The Supreme Court (SC) starts its five-week recess on May 2 to concentrate on decision writing on pending cases.
With its recess until June 9, the SC will not conduct sessions in its divisions and in the full court unless a very urgent case that needs swift action is filed within the period.
If an urgent case is filed, Chief Justice Alexander G. Gesmundo will call the holding of a special session either in the division or full court.
When Gesmundo assumed the top post in the judiciary in April 2021, he assured the expeditious resolution of cases pending with the SC. Since then, the SC has been coming out with decisions on cases which had stayed unresolved for the past six or eight years.
The SC had just concluded its summer sessions that started last April 11 in Baguio City. One of the petitions tackled during the summer sessions was the challenge on the alleged unconstitutionality of the SIM (subscriber identity module) registration under Republic Act No. 11934.
It did not issue a temporary restraining order (TRO) on the petition. Instead, it merely asked several government agencies and telecommunication firms to comment on the petition within 10 days.
But President Ferdinand “Bongbong” Marcos Jr. ordered a 90-day extension on SIM registration that expired last April 26.
Aside from the challenge on the SIM Registration Act, the SC is also expected to study for deliberation after the recess, the petition against the alleged unconstitutionality of the no-contact apprehension policy (NCAP) for traffic violations in several cities in Metro Manila.
On Aug. 30, 2022, the SC issued a TRO that stopped the implementation of NCAP and thereafter conducted oral arguments. Two petitions were filed against NCAP.
At the time the first petition was filed, the NCAP was being implemented in Metro Manila by the local governments of Quezon City, Manila, Valenzuela City, Muntinlupa City, and Parañaque City through their ordinances based on the 2016 resolution of the Metro Manila Development Authority (MMDA) which ordered the re-implementation of the policy.
Also set for study during the recess is the petition against Republic Act No. 11935 that mandated the postponement of the Barangay and Sangguniang Kabataan Elections (BSKE) from Dec. 5, 2022 to Oct. 30, 2023.
Under RA 11935 which was signed into law by President Marcos Jr. last Oct. 10, the BSKE will be held on the last Monday of October 2023 or on Oct. 30, 2023.
The law provides that all incumbent barangay and SK (Sangguniang Kabataan) officials will remain in office until their successors are elected and qualified or unless they are sooner removed or suspended.
Barangay and SK officials, who are ex-officio members of the Sangguniang Bayan, Sangguniang Panlungsod, or Sangguniang Panlalawigan will continue to serve until the next BSKE, unless removed under existing rules, the new law also stated.

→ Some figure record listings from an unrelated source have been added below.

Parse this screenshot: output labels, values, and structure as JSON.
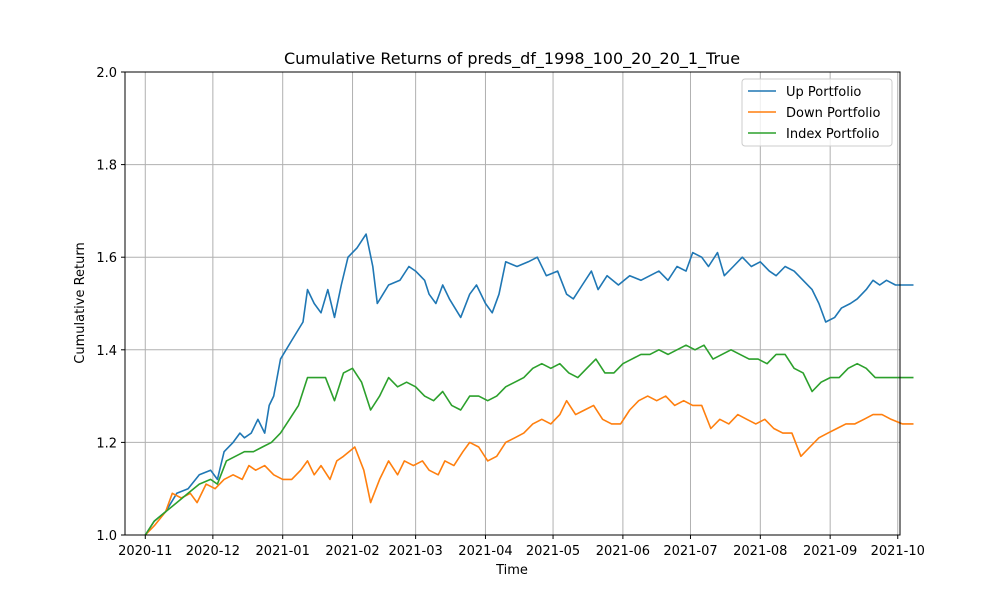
{
  "chart_data": {
    "type": "line",
    "title": "Cumulative Returns of preds_df_1998_100_20_20_1_True",
    "xlabel": "Time",
    "ylabel": "Cumulative Return",
    "ylim": [
      1.0,
      2.0
    ],
    "yticks": [
      "1.0",
      "1.2",
      "1.4",
      "1.6",
      "1.8",
      "2.0"
    ],
    "xlim": [
      "2020-10-23",
      "2021-10-02"
    ],
    "xticks": [
      "2020-11",
      "2020-12",
      "2021-01",
      "2021-02",
      "2021-03",
      "2021-04",
      "2021-05",
      "2021-06",
      "2021-07",
      "2021-08",
      "2021-09",
      "2021-10"
    ],
    "grid": true,
    "legend": "top-right",
    "series": [
      {
        "name": "Up Portfolio",
        "color": "#1f77b4",
        "points": [
          [
            "2020-11-01",
            1.0
          ],
          [
            "2020-11-05",
            1.03
          ],
          [
            "2020-11-10",
            1.05
          ],
          [
            "2020-11-15",
            1.09
          ],
          [
            "2020-11-20",
            1.1
          ],
          [
            "2020-11-25",
            1.13
          ],
          [
            "2020-11-30",
            1.14
          ],
          [
            "2020-12-03",
            1.12
          ],
          [
            "2020-12-06",
            1.18
          ],
          [
            "2020-12-10",
            1.2
          ],
          [
            "2020-12-13",
            1.22
          ],
          [
            "2020-12-15",
            1.21
          ],
          [
            "2020-12-18",
            1.22
          ],
          [
            "2020-12-21",
            1.25
          ],
          [
            "2020-12-24",
            1.22
          ],
          [
            "2020-12-26",
            1.28
          ],
          [
            "2020-12-28",
            1.3
          ],
          [
            "2020-12-31",
            1.38
          ],
          [
            "2021-01-05",
            1.42
          ],
          [
            "2021-01-10",
            1.46
          ],
          [
            "2021-01-12",
            1.53
          ],
          [
            "2021-01-15",
            1.5
          ],
          [
            "2021-01-18",
            1.48
          ],
          [
            "2021-01-21",
            1.53
          ],
          [
            "2021-01-24",
            1.47
          ],
          [
            "2021-01-27",
            1.54
          ],
          [
            "2021-01-30",
            1.6
          ],
          [
            "2021-02-03",
            1.62
          ],
          [
            "2021-02-07",
            1.65
          ],
          [
            "2021-02-10",
            1.58
          ],
          [
            "2021-02-12",
            1.5
          ],
          [
            "2021-02-17",
            1.54
          ],
          [
            "2021-02-22",
            1.55
          ],
          [
            "2021-02-26",
            1.58
          ],
          [
            "2021-03-01",
            1.57
          ],
          [
            "2021-03-05",
            1.55
          ],
          [
            "2021-03-07",
            1.52
          ],
          [
            "2021-03-10",
            1.5
          ],
          [
            "2021-03-13",
            1.54
          ],
          [
            "2021-03-16",
            1.51
          ],
          [
            "2021-03-21",
            1.47
          ],
          [
            "2021-03-25",
            1.52
          ],
          [
            "2021-03-28",
            1.54
          ],
          [
            "2021-04-01",
            1.5
          ],
          [
            "2021-04-04",
            1.48
          ],
          [
            "2021-04-07",
            1.52
          ],
          [
            "2021-04-10",
            1.59
          ],
          [
            "2021-04-15",
            1.58
          ],
          [
            "2021-04-20",
            1.59
          ],
          [
            "2021-04-24",
            1.6
          ],
          [
            "2021-04-28",
            1.56
          ],
          [
            "2021-05-03",
            1.57
          ],
          [
            "2021-05-07",
            1.52
          ],
          [
            "2021-05-10",
            1.51
          ],
          [
            "2021-05-14",
            1.54
          ],
          [
            "2021-05-18",
            1.57
          ],
          [
            "2021-05-21",
            1.53
          ],
          [
            "2021-05-25",
            1.56
          ],
          [
            "2021-05-30",
            1.54
          ],
          [
            "2021-06-04",
            1.56
          ],
          [
            "2021-06-09",
            1.55
          ],
          [
            "2021-06-13",
            1.56
          ],
          [
            "2021-06-17",
            1.57
          ],
          [
            "2021-06-21",
            1.55
          ],
          [
            "2021-06-25",
            1.58
          ],
          [
            "2021-06-29",
            1.57
          ],
          [
            "2021-07-02",
            1.61
          ],
          [
            "2021-07-06",
            1.6
          ],
          [
            "2021-07-09",
            1.58
          ],
          [
            "2021-07-13",
            1.61
          ],
          [
            "2021-07-16",
            1.56
          ],
          [
            "2021-07-20",
            1.58
          ],
          [
            "2021-07-24",
            1.6
          ],
          [
            "2021-07-28",
            1.58
          ],
          [
            "2021-08-01",
            1.59
          ],
          [
            "2021-08-05",
            1.57
          ],
          [
            "2021-08-08",
            1.56
          ],
          [
            "2021-08-12",
            1.58
          ],
          [
            "2021-08-16",
            1.57
          ],
          [
            "2021-08-20",
            1.55
          ],
          [
            "2021-08-24",
            1.53
          ],
          [
            "2021-08-27",
            1.5
          ],
          [
            "2021-08-30",
            1.46
          ],
          [
            "2021-09-03",
            1.47
          ],
          [
            "2021-09-06",
            1.49
          ],
          [
            "2021-09-10",
            1.5
          ],
          [
            "2021-09-13",
            1.51
          ],
          [
            "2021-09-17",
            1.53
          ],
          [
            "2021-09-20",
            1.55
          ],
          [
            "2021-09-23",
            1.54
          ],
          [
            "2021-09-26",
            1.55
          ],
          [
            "2021-09-30",
            1.54
          ],
          [
            "2021-10-03",
            1.54
          ],
          [
            "2021-10-08",
            1.54
          ]
        ]
      },
      {
        "name": "Down Portfolio",
        "color": "#ff7f0e",
        "points": [
          [
            "2020-11-01",
            1.0
          ],
          [
            "2020-11-05",
            1.02
          ],
          [
            "2020-11-10",
            1.05
          ],
          [
            "2020-11-13",
            1.09
          ],
          [
            "2020-11-17",
            1.08
          ],
          [
            "2020-11-21",
            1.09
          ],
          [
            "2020-11-24",
            1.07
          ],
          [
            "2020-11-28",
            1.11
          ],
          [
            "2020-12-02",
            1.1
          ],
          [
            "2020-12-06",
            1.12
          ],
          [
            "2020-12-10",
            1.13
          ],
          [
            "2020-12-14",
            1.12
          ],
          [
            "2020-12-17",
            1.15
          ],
          [
            "2020-12-20",
            1.14
          ],
          [
            "2020-12-24",
            1.15
          ],
          [
            "2020-12-28",
            1.13
          ],
          [
            "2021-01-01",
            1.12
          ],
          [
            "2021-01-05",
            1.12
          ],
          [
            "2021-01-09",
            1.14
          ],
          [
            "2021-01-12",
            1.16
          ],
          [
            "2021-01-15",
            1.13
          ],
          [
            "2021-01-18",
            1.15
          ],
          [
            "2021-01-22",
            1.12
          ],
          [
            "2021-01-25",
            1.16
          ],
          [
            "2021-01-28",
            1.17
          ],
          [
            "2021-02-02",
            1.19
          ],
          [
            "2021-02-06",
            1.14
          ],
          [
            "2021-02-09",
            1.07
          ],
          [
            "2021-02-13",
            1.12
          ],
          [
            "2021-02-17",
            1.16
          ],
          [
            "2021-02-21",
            1.13
          ],
          [
            "2021-02-24",
            1.16
          ],
          [
            "2021-02-28",
            1.15
          ],
          [
            "2021-03-04",
            1.16
          ],
          [
            "2021-03-07",
            1.14
          ],
          [
            "2021-03-11",
            1.13
          ],
          [
            "2021-03-14",
            1.16
          ],
          [
            "2021-03-18",
            1.15
          ],
          [
            "2021-03-22",
            1.18
          ],
          [
            "2021-03-25",
            1.2
          ],
          [
            "2021-03-29",
            1.19
          ],
          [
            "2021-04-02",
            1.16
          ],
          [
            "2021-04-06",
            1.17
          ],
          [
            "2021-04-10",
            1.2
          ],
          [
            "2021-04-14",
            1.21
          ],
          [
            "2021-04-18",
            1.22
          ],
          [
            "2021-04-22",
            1.24
          ],
          [
            "2021-04-26",
            1.25
          ],
          [
            "2021-04-30",
            1.24
          ],
          [
            "2021-05-04",
            1.26
          ],
          [
            "2021-05-07",
            1.29
          ],
          [
            "2021-05-11",
            1.26
          ],
          [
            "2021-05-15",
            1.27
          ],
          [
            "2021-05-19",
            1.28
          ],
          [
            "2021-05-23",
            1.25
          ],
          [
            "2021-05-27",
            1.24
          ],
          [
            "2021-05-31",
            1.24
          ],
          [
            "2021-06-04",
            1.27
          ],
          [
            "2021-06-08",
            1.29
          ],
          [
            "2021-06-12",
            1.3
          ],
          [
            "2021-06-16",
            1.29
          ],
          [
            "2021-06-20",
            1.3
          ],
          [
            "2021-06-24",
            1.28
          ],
          [
            "2021-06-28",
            1.29
          ],
          [
            "2021-07-02",
            1.28
          ],
          [
            "2021-07-06",
            1.28
          ],
          [
            "2021-07-10",
            1.23
          ],
          [
            "2021-07-14",
            1.25
          ],
          [
            "2021-07-18",
            1.24
          ],
          [
            "2021-07-22",
            1.26
          ],
          [
            "2021-07-26",
            1.25
          ],
          [
            "2021-07-30",
            1.24
          ],
          [
            "2021-08-03",
            1.25
          ],
          [
            "2021-08-07",
            1.23
          ],
          [
            "2021-08-11",
            1.22
          ],
          [
            "2021-08-15",
            1.22
          ],
          [
            "2021-08-19",
            1.17
          ],
          [
            "2021-08-23",
            1.19
          ],
          [
            "2021-08-27",
            1.21
          ],
          [
            "2021-08-31",
            1.22
          ],
          [
            "2021-09-04",
            1.23
          ],
          [
            "2021-09-08",
            1.24
          ],
          [
            "2021-09-12",
            1.24
          ],
          [
            "2021-09-16",
            1.25
          ],
          [
            "2021-09-20",
            1.26
          ],
          [
            "2021-09-24",
            1.26
          ],
          [
            "2021-09-28",
            1.25
          ],
          [
            "2021-10-03",
            1.24
          ],
          [
            "2021-10-08",
            1.24
          ]
        ]
      },
      {
        "name": "Index Portfolio",
        "color": "#2ca02c",
        "points": [
          [
            "2020-11-01",
            1.0
          ],
          [
            "2020-11-05",
            1.03
          ],
          [
            "2020-11-10",
            1.05
          ],
          [
            "2020-11-15",
            1.07
          ],
          [
            "2020-11-20",
            1.09
          ],
          [
            "2020-11-25",
            1.11
          ],
          [
            "2020-11-30",
            1.12
          ],
          [
            "2020-12-03",
            1.11
          ],
          [
            "2020-12-07",
            1.16
          ],
          [
            "2020-12-11",
            1.17
          ],
          [
            "2020-12-15",
            1.18
          ],
          [
            "2020-12-19",
            1.18
          ],
          [
            "2020-12-23",
            1.19
          ],
          [
            "2020-12-27",
            1.2
          ],
          [
            "2020-12-31",
            1.22
          ],
          [
            "2021-01-04",
            1.25
          ],
          [
            "2021-01-08",
            1.28
          ],
          [
            "2021-01-12",
            1.34
          ],
          [
            "2021-01-16",
            1.34
          ],
          [
            "2021-01-20",
            1.34
          ],
          [
            "2021-01-24",
            1.29
          ],
          [
            "2021-01-28",
            1.35
          ],
          [
            "2021-02-01",
            1.36
          ],
          [
            "2021-02-05",
            1.33
          ],
          [
            "2021-02-09",
            1.27
          ],
          [
            "2021-02-13",
            1.3
          ],
          [
            "2021-02-17",
            1.34
          ],
          [
            "2021-02-21",
            1.32
          ],
          [
            "2021-02-25",
            1.33
          ],
          [
            "2021-03-01",
            1.32
          ],
          [
            "2021-03-05",
            1.3
          ],
          [
            "2021-03-09",
            1.29
          ],
          [
            "2021-03-13",
            1.31
          ],
          [
            "2021-03-17",
            1.28
          ],
          [
            "2021-03-21",
            1.27
          ],
          [
            "2021-03-25",
            1.3
          ],
          [
            "2021-03-29",
            1.3
          ],
          [
            "2021-04-02",
            1.29
          ],
          [
            "2021-04-06",
            1.3
          ],
          [
            "2021-04-10",
            1.32
          ],
          [
            "2021-04-14",
            1.33
          ],
          [
            "2021-04-18",
            1.34
          ],
          [
            "2021-04-22",
            1.36
          ],
          [
            "2021-04-26",
            1.37
          ],
          [
            "2021-04-30",
            1.36
          ],
          [
            "2021-05-04",
            1.37
          ],
          [
            "2021-05-08",
            1.35
          ],
          [
            "2021-05-12",
            1.34
          ],
          [
            "2021-05-16",
            1.36
          ],
          [
            "2021-05-20",
            1.38
          ],
          [
            "2021-05-24",
            1.35
          ],
          [
            "2021-05-28",
            1.35
          ],
          [
            "2021-06-01",
            1.37
          ],
          [
            "2021-06-05",
            1.38
          ],
          [
            "2021-06-09",
            1.39
          ],
          [
            "2021-06-13",
            1.39
          ],
          [
            "2021-06-17",
            1.4
          ],
          [
            "2021-06-21",
            1.39
          ],
          [
            "2021-06-25",
            1.4
          ],
          [
            "2021-06-29",
            1.41
          ],
          [
            "2021-07-03",
            1.4
          ],
          [
            "2021-07-07",
            1.41
          ],
          [
            "2021-07-11",
            1.38
          ],
          [
            "2021-07-15",
            1.39
          ],
          [
            "2021-07-19",
            1.4
          ],
          [
            "2021-07-23",
            1.39
          ],
          [
            "2021-07-27",
            1.38
          ],
          [
            "2021-07-31",
            1.38
          ],
          [
            "2021-08-04",
            1.37
          ],
          [
            "2021-08-08",
            1.39
          ],
          [
            "2021-08-12",
            1.39
          ],
          [
            "2021-08-16",
            1.36
          ],
          [
            "2021-08-20",
            1.35
          ],
          [
            "2021-08-24",
            1.31
          ],
          [
            "2021-08-28",
            1.33
          ],
          [
            "2021-09-01",
            1.34
          ],
          [
            "2021-09-05",
            1.34
          ],
          [
            "2021-09-09",
            1.36
          ],
          [
            "2021-09-13",
            1.37
          ],
          [
            "2021-09-17",
            1.36
          ],
          [
            "2021-09-21",
            1.34
          ],
          [
            "2021-09-25",
            1.34
          ],
          [
            "2021-09-29",
            1.34
          ],
          [
            "2021-10-03",
            1.34
          ],
          [
            "2021-10-08",
            1.34
          ]
        ]
      }
    ]
  }
}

The SC had also issued a Writ of Kalikasan that effectively stopped temporarily the government from commercially propagating genetically modified rice and eggplant, known as Golden Rice and BT (Bacillus thuringiensis) eggplant.

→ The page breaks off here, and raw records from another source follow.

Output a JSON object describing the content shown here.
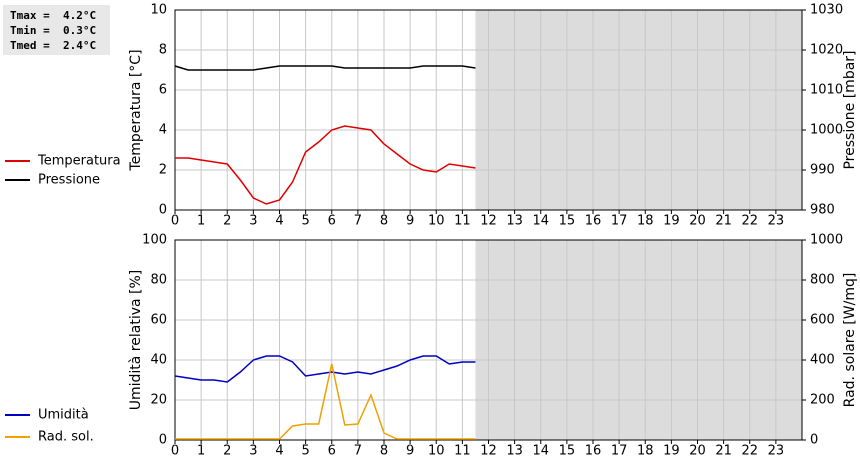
{
  "chart_data": [
    {
      "type": "line",
      "annotations": [
        "Tmax =  4.2°C",
        "Tmin =  0.3°C",
        "Tmed =  2.4°C"
      ],
      "ylabel": "Temperatura [°C]",
      "y2label": "Pressione [mbar]",
      "xlim": [
        0,
        24
      ],
      "xticks": [
        0,
        1,
        2,
        3,
        4,
        5,
        6,
        7,
        8,
        9,
        10,
        11,
        12,
        13,
        14,
        15,
        16,
        17,
        18,
        19,
        20,
        21,
        22,
        23
      ],
      "ylim": [
        0,
        10
      ],
      "yticks": [
        0,
        2,
        4,
        6,
        8,
        10
      ],
      "y2lim": [
        980,
        1030
      ],
      "y2ticks": [
        980,
        990,
        1000,
        1010,
        1020,
        1030
      ],
      "grid": true,
      "legend": "left",
      "x": [
        0,
        0.5,
        1,
        1.5,
        2,
        2.5,
        3,
        3.5,
        4,
        4.5,
        5,
        5.5,
        6,
        6.5,
        7,
        7.5,
        8,
        8.5,
        9,
        9.5,
        10,
        10.5,
        11,
        11.5
      ],
      "series": [
        {
          "name": "Temperatura",
          "color": "#e00000",
          "values": [
            2.6,
            2.6,
            2.5,
            2.4,
            2.3,
            1.5,
            0.6,
            0.3,
            0.5,
            1.4,
            2.9,
            3.4,
            4.0,
            4.2,
            4.1,
            4.0,
            3.3,
            2.8,
            2.3,
            2.0,
            1.9,
            2.3,
            2.2,
            2.1
          ]
        },
        {
          "name": "Pressione",
          "color": "#000000",
          "axis": "y2",
          "values": [
            1016,
            1015,
            1015,
            1015,
            1015,
            1015,
            1015,
            1015.5,
            1016,
            1016,
            1016,
            1016,
            1016,
            1015.5,
            1015.5,
            1015.5,
            1015.5,
            1015.5,
            1015.5,
            1016,
            1016,
            1016,
            1016,
            1015.5
          ]
        }
      ]
    },
    {
      "type": "line",
      "ylabel": "Umidità relativa [%]",
      "y2label": "Rad. solare [W/mq]",
      "xlim": [
        0,
        24
      ],
      "xticks": [
        0,
        1,
        2,
        3,
        4,
        5,
        6,
        7,
        8,
        9,
        10,
        11,
        12,
        13,
        14,
        15,
        16,
        17,
        18,
        19,
        20,
        21,
        22,
        23
      ],
      "ylim": [
        0,
        100
      ],
      "yticks": [
        0,
        20,
        40,
        60,
        80,
        100
      ],
      "y2lim": [
        0,
        1000
      ],
      "y2ticks": [
        0,
        200,
        400,
        600,
        800,
        1000
      ],
      "grid": true,
      "legend": "left",
      "x": [
        0,
        0.5,
        1,
        1.5,
        2,
        2.5,
        3,
        3.5,
        4,
        4.5,
        5,
        5.5,
        6,
        6.5,
        7,
        7.5,
        8,
        8.5,
        9,
        9.5,
        10,
        10.5,
        11,
        11.5
      ],
      "series": [
        {
          "name": "Umidità",
          "color": "#0000c0",
          "values": [
            32,
            31,
            30,
            30,
            29,
            34,
            40,
            42,
            42,
            39,
            32,
            33,
            34,
            33,
            34,
            33,
            35,
            37,
            40,
            42,
            42,
            38,
            39,
            39
          ]
        },
        {
          "name": "Rad. sol.",
          "color": "#f0a000",
          "axis": "y2",
          "values": [
            5,
            5,
            5,
            5,
            5,
            5,
            5,
            5,
            5,
            70,
            80,
            80,
            380,
            75,
            80,
            225,
            35,
            5,
            5,
            5,
            5,
            5,
            5,
            5
          ]
        }
      ]
    }
  ]
}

The writ was issued last April 18 during the SC’s full court session in Baguio City.
In a resolution, the SC directed the secretaries of the Department of Agriculture (DA), Department of Environment and Natural Resources (DENR) and the Department of Health (DOH), the director of the Bureau of Plant Industry, the Philippine Rice Research Institute, and the University of the Philippines in Los Baños in Laguna to file a verified return within 10 days from notice.

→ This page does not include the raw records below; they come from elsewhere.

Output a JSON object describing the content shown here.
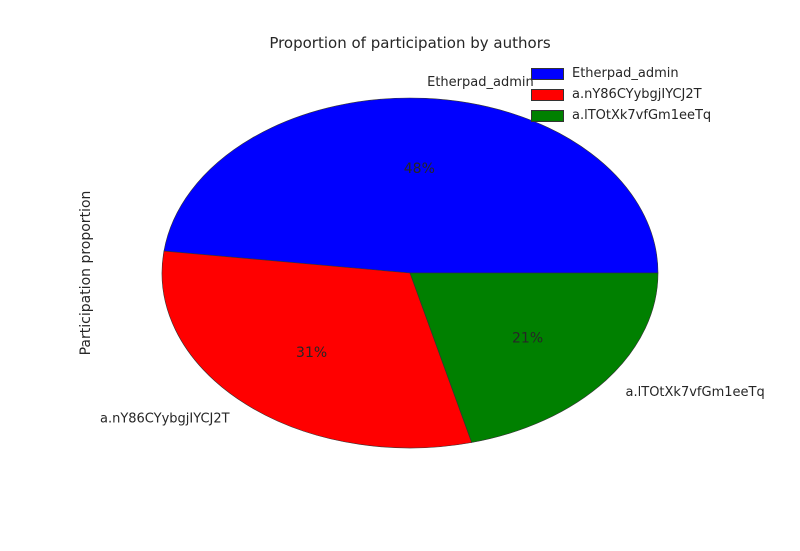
{
  "chart_data": {
    "type": "pie",
    "title": "Proportion of participation by authors",
    "ylabel": "Participation proportion",
    "slices": [
      {
        "label": "Etherpad_admin",
        "value": 48,
        "pct_label": "48%",
        "color": "#0000ff"
      },
      {
        "label": "a.nY86CYybgjIYCJ2T",
        "value": 31,
        "pct_label": "31%",
        "color": "#ff0000"
      },
      {
        "label": "a.lTOtXk7vfGm1eeTq",
        "value": 21,
        "pct_label": "21%",
        "color": "#008000"
      }
    ],
    "legend": {
      "placement": "top-right",
      "entries": [
        "Etherpad_admin",
        "a.nY86CYybgjIYCJ2T",
        "a.lTOtXk7vfGm1eeTq"
      ]
    }
  }
}
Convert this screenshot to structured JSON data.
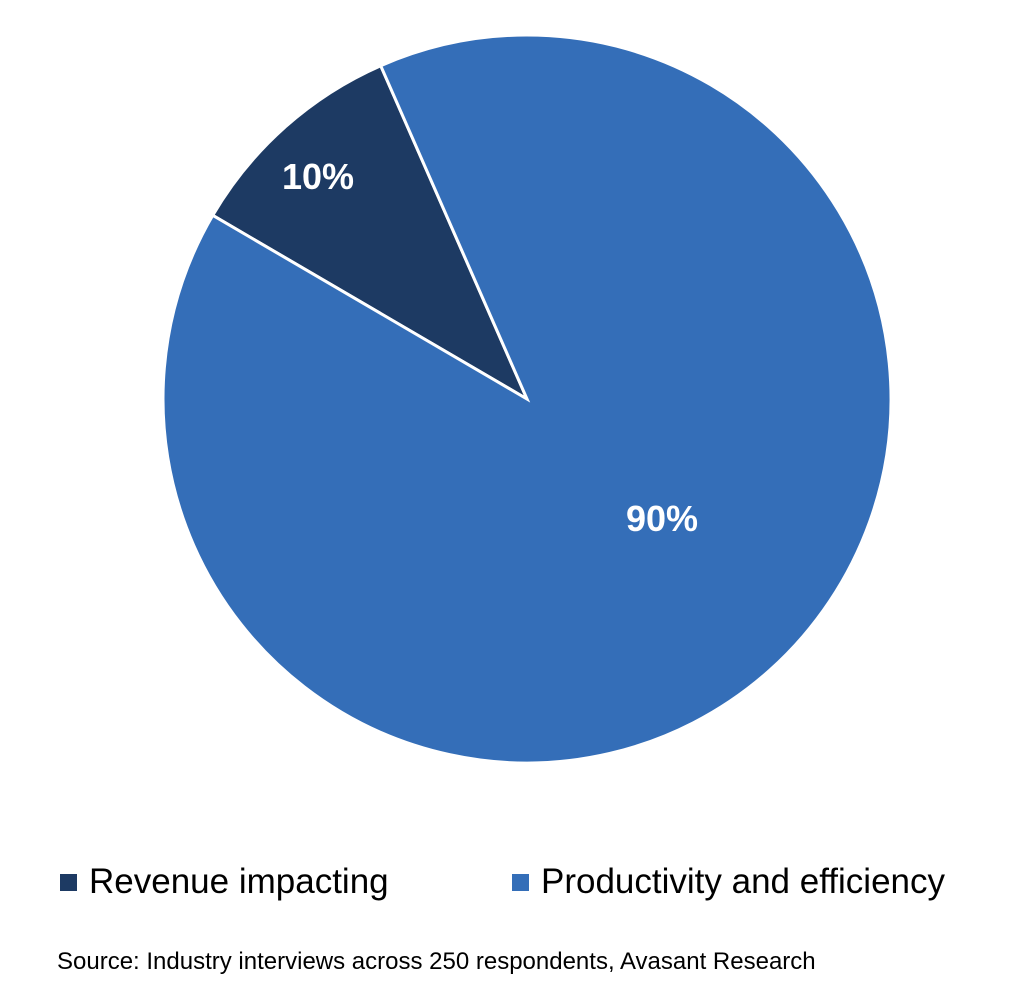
{
  "chart_data": {
    "type": "pie",
    "title": "",
    "categories": [
      "Revenue impacting",
      "Productivity and efficiency"
    ],
    "values": [
      10,
      90
    ],
    "labels": [
      "10%",
      "90%"
    ],
    "colors": [
      "#1d3a63",
      "#346eb8"
    ],
    "legend": {
      "position": "bottom",
      "entries": [
        "Revenue impacting",
        "Productivity and efficiency"
      ]
    },
    "source": "Source: Industry interviews across 250 respondents, Avasant Research"
  }
}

The SC acted on the petition for a Writ of Kalikasan filed by several groups led by the Magsasaka at Siyentipiko Para sa Pag-Unlad ng Agrikultura (Masipag).
A Writ of Kalikasan is a legal remedy for the protection of one’s right to “a balanced and healthful environment….”
On election cases, the SC is also expected to study for decision the petition of ousted Albay Gov. Noel E. Rosal who was removed as the province’s governor for alleged violation of Section 261 of the Omnibus Election Code on the 45-day spending ban in the May 9, 2022 elections.
Rosal had told the SC that the Commission on Elections (Comelec) issued the disqualification ruling based on “mere allegations” and despite the failure of the complainant to “adduce evidence” that he had actually disbursed funds during a period specified by the Omnibus Election Code.
He pleaded the SC to respect the manifest will of the electorate of Albay. Rosal got 469,481 votes as against his closest rival’s 238,746 votes or a commanding vote-lead of 230,735 votes, despite a pending disqualification petition during the election.
Rosal asked the SC “to apply the very recent decision of the court in the disqualification case of the mayor of Agoo, La Union where the court resolved all doubts in favor of the manifest will of the people electing the latter as their mayor despite a pending disqualification case.”
He was referring to the very recent SC decision which upheld the election of Frank Ong Sibuma as municipal mayor of Agoo, La Union as it reversed two resolutions issued against him by the Comelec in May and June 2022.